For centuries a reed enclosure discouraged wild animals while the domestic animals would have been kept close by, fenced in by a barricade of thin logs driven into the ground. Often these logs or branches were cut from the Umsinsi or Erithryna tree and in a few short weeks much of the barricade would begin to sprout to form a living fence. A fine replica of a traditional village has been created at Mantenga Nature Reserve, well worth visiting, it is on the Handcraft Route.
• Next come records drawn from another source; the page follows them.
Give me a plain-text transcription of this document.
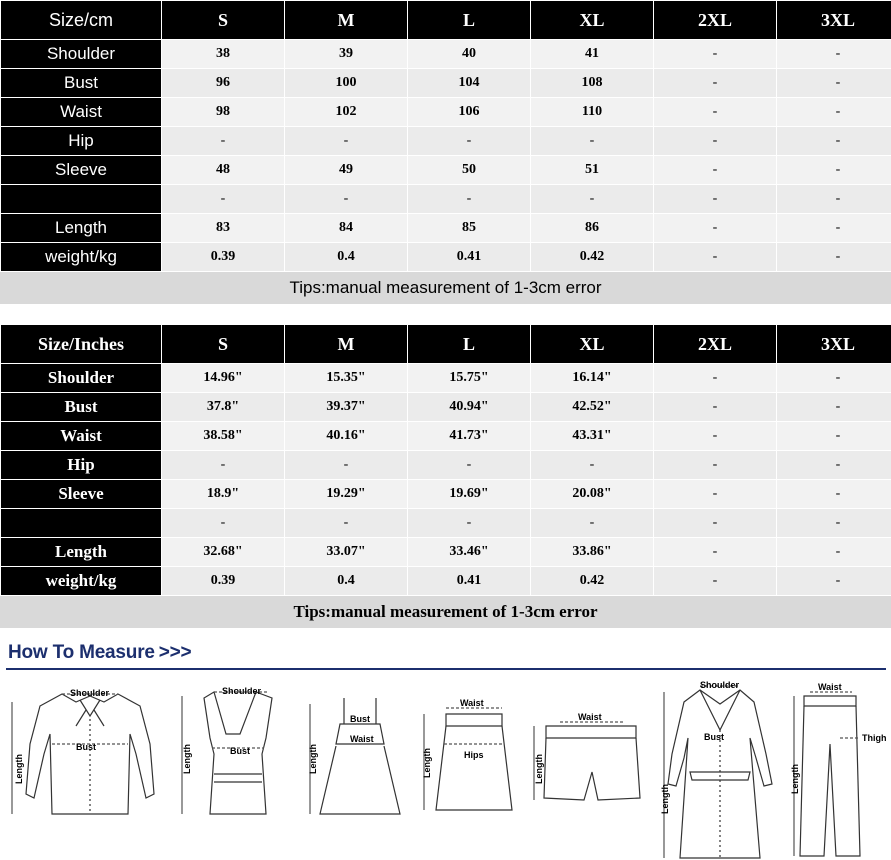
Size/cm	S	M	L	XL	2XL	3XL
Shoulder	38	39	40	41	-	-
Bust	96	100	104	108	-	-
Waist	98	102	106	110	-	-
Hip	-	-	-	-	-	-
Sleeve	48	49	50	51	-	-
	-	-	-	-	-	-
Length	83	84	85	86	-	-
weight/kg	0.39	0.4	0.41	0.42	-	-
Tips:manual measurement of 1-3cm error
Size/Inches	S	M	L	XL	2XL	3XL
Shoulder	14.96"	15.35"	15.75"	16.14"	-	-
Bust	37.8"	39.37"	40.94"	42.52"	-	-
Waist	38.58"	40.16"	41.73"	43.31"	-	-
Hip	-	-	-	-	-	-
Sleeve	18.9"	19.29"	19.69"	20.08"	-	-
	-	-	-	-	-	-
Length	32.68"	33.07"	33.46"	33.86"	-	-
weight/kg	0.39	0.4	0.41	0.42	-	-
Tips:manual measurement of 1-3cm error
How To Measure >>>
Shoulder
Bust
Length
Shoulder
Bust
Length
Bust
Waist
Length
Waist
Hips
Length
Waist
Length
Shoulder
Bust
Length
Waist
Thigh
Length
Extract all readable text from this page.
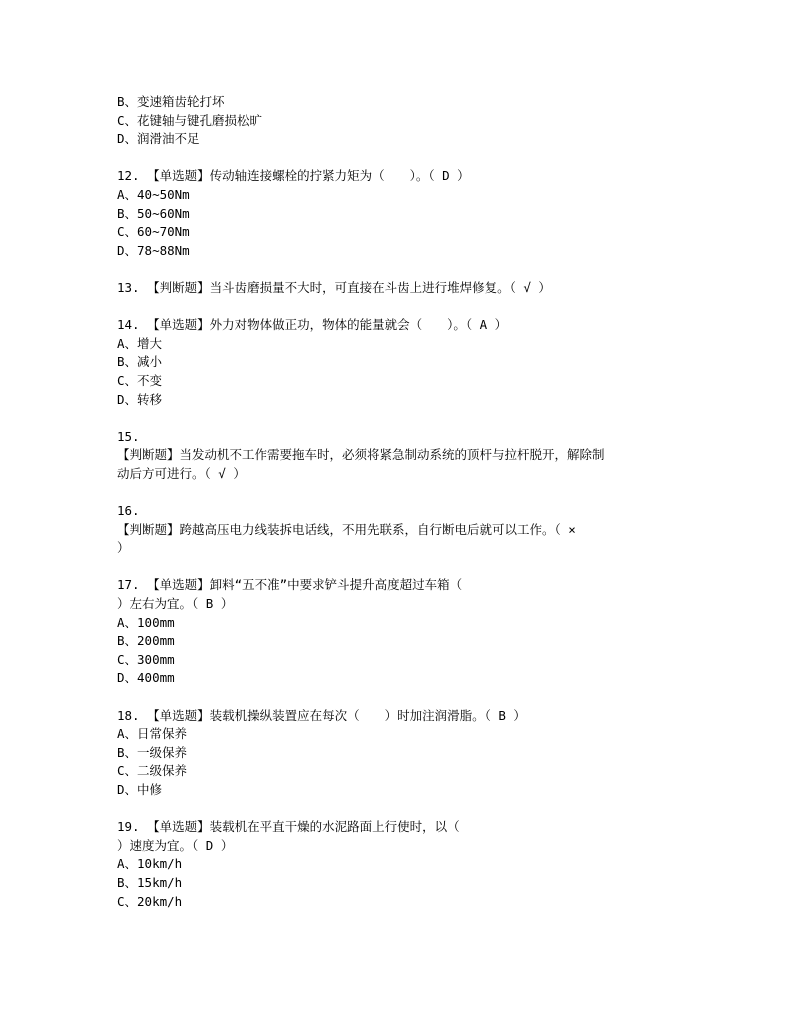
B、变速箱齿轮打坏
C、花键轴与键孔磨损松旷
D、润滑油不足
12. 【单选题】传动轴连接螺栓的拧紧力矩为（　　）。（ D ）
A、40~50Nm
B、50~60Nm
C、60~70Nm
D、78~88Nm
13. 【判断题】当斗齿磨损量不大时，可直接在斗齿上进行堆焊修复。（ √ ）
14. 【单选题】外力对物体做正功，物体的能量就会（　　）。（ A ）
A、增大
B、减小
C、不变
D、转移
15.
【判断题】当发动机不工作需要拖车时，必须将紧急制动系统的顶杆与拉杆脱开，解除制
动后方可进行。（ √ ）
16.
【判断题】跨越高压电力线装拆电话线，不用先联系，自行断电后就可以工作。（ ×
）
17. 【单选题】卸料“五不准”中要求铲斗提升高度超过车箱（
）左右为宜。（ B ）
A、100mm
B、200mm
C、300mm
D、400mm
18. 【单选题】装载机操纵装置应在每次（　　）时加注润滑脂。（ B ）
A、日常保养
B、一级保养
C、二级保养
D、中修
19. 【单选题】装载机在平直干燥的水泥路面上行使时，以（
）速度为宜。（ D ）
A、10km/h
B、15km/h
C、20km/h
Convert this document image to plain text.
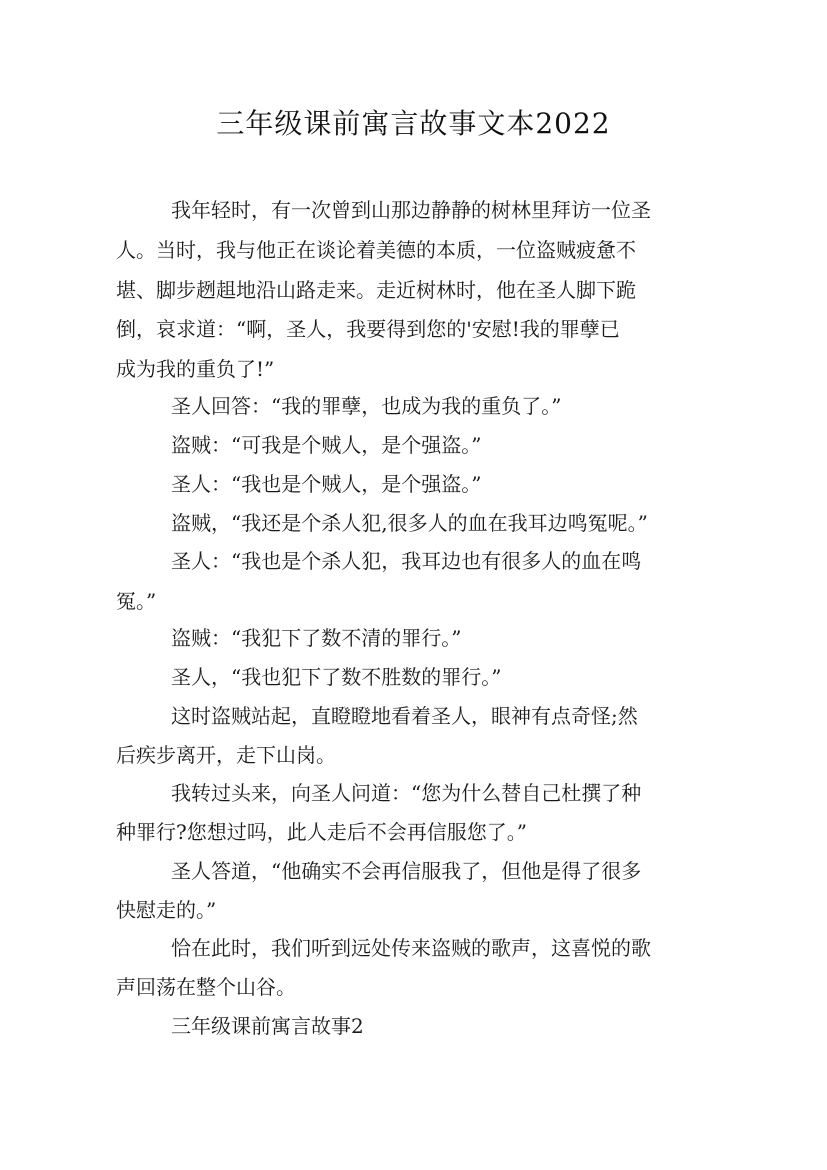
三年级课前寓言故事文本2022
我年轻时，有一次曾到山那边静静的树林里拜访一位圣
人。当时，我与他正在谈论着美德的本质，一位盗贼疲惫不
堪、脚步趔趄地沿山路走来。走近树林时，他在圣人脚下跪
倒，哀求道：“啊，圣人，我要得到您的'安慰!我的罪孽已
成为我的重负了!”
圣人回答：“我的罪孽，也成为我的重负了。”
盗贼：“可我是个贼人，是个强盗。”
圣人：“我也是个贼人，是个强盗。”
盗贼，“我还是个杀人犯,很多人的血在我耳边鸣冤呢。”
圣人：“我也是个杀人犯，我耳边也有很多人的血在鸣
冤。”
盗贼：“我犯下了数不清的罪行。”
圣人，“我也犯下了数不胜数的罪行。”
这时盗贼站起，直瞪瞪地看着圣人，眼神有点奇怪;然
后疾步离开，走下山岗。
我转过头来，向圣人问道：“您为什么替自己杜撰了种
种罪行?您想过吗，此人走后不会再信服您了。”
圣人答道，“他确实不会再信服我了，但他是得了很多
快慰走的。”
恰在此时，我们听到远处传来盗贼的歌声，这喜悦的歌
声回荡在整个山谷。
三年级课前寓言故事2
Colonial architecture also started with basic huts, often with corrugated iron roofs and walls. Corrugated iron was invented in the 1870's and quickly became popular in the country as roofing material. Early colonial houses frequently had a central core with a surrounding verandah, corrugated iron roofs and waxed, red cement floors. This style degenerated into standard Southern African box shaped houses after the Second World War and continues up to the present as being the cheapest form of Western housing in the region. These houses typically have a rectangular floor plan and an iron roof of a pitch similar to that of airplane wings. The roofs not only are of a similar pitch to airplane wings but they also act in a similar way. High winds create lift and the entire roof then comes off the house more or less of a piece.
In pre-independence days, Manzini and Mbabane were similar to many small South African country towns or dorps, apart from having many more trees, but they have now grown appreciably. Large multi-storey buildings have appeared, shopping centers have been built and a band of huts and homesteads have sprung up around the outskirts of the towns.
In the last decade a new style of architecture has appeared in the region, houses with classical trim, though this is not in any way the language of Palladio. Instead it is buy-it-and-bolt-it-on classicism, the components are made of cast concrete and the moulds are quite crude, so much of the detailing is lost, just as the context has been. The result can often be surreal, with little rondavels with Doric or Corinthian columns supporting a tiny portico under which thin dogs recover from the midday sun. In pretentious housing estates, like Mantenga Estate, there are major mansions with carriage porticos and endless fat balustrades: but they are five meters away from the neighbour’s equally stately pile, instead of being carefully placed in a landscaped valley, often they are separated by a security fence with ornate razor-wire trim in rococco swirls. Mantenga is highly recommended if you are interested in architecture or anthropology, as is Beverly Hills in Mbabane.
The colonial era never indulged in classicism in Swaziland, yet forty years after independence the style most associated with colonialism has finally arrived, if in a different interpretation. For post-modernism in architecture, see Summerfields under the Accommodation entry. Various buildings of interest are mentioned in the recommended routes.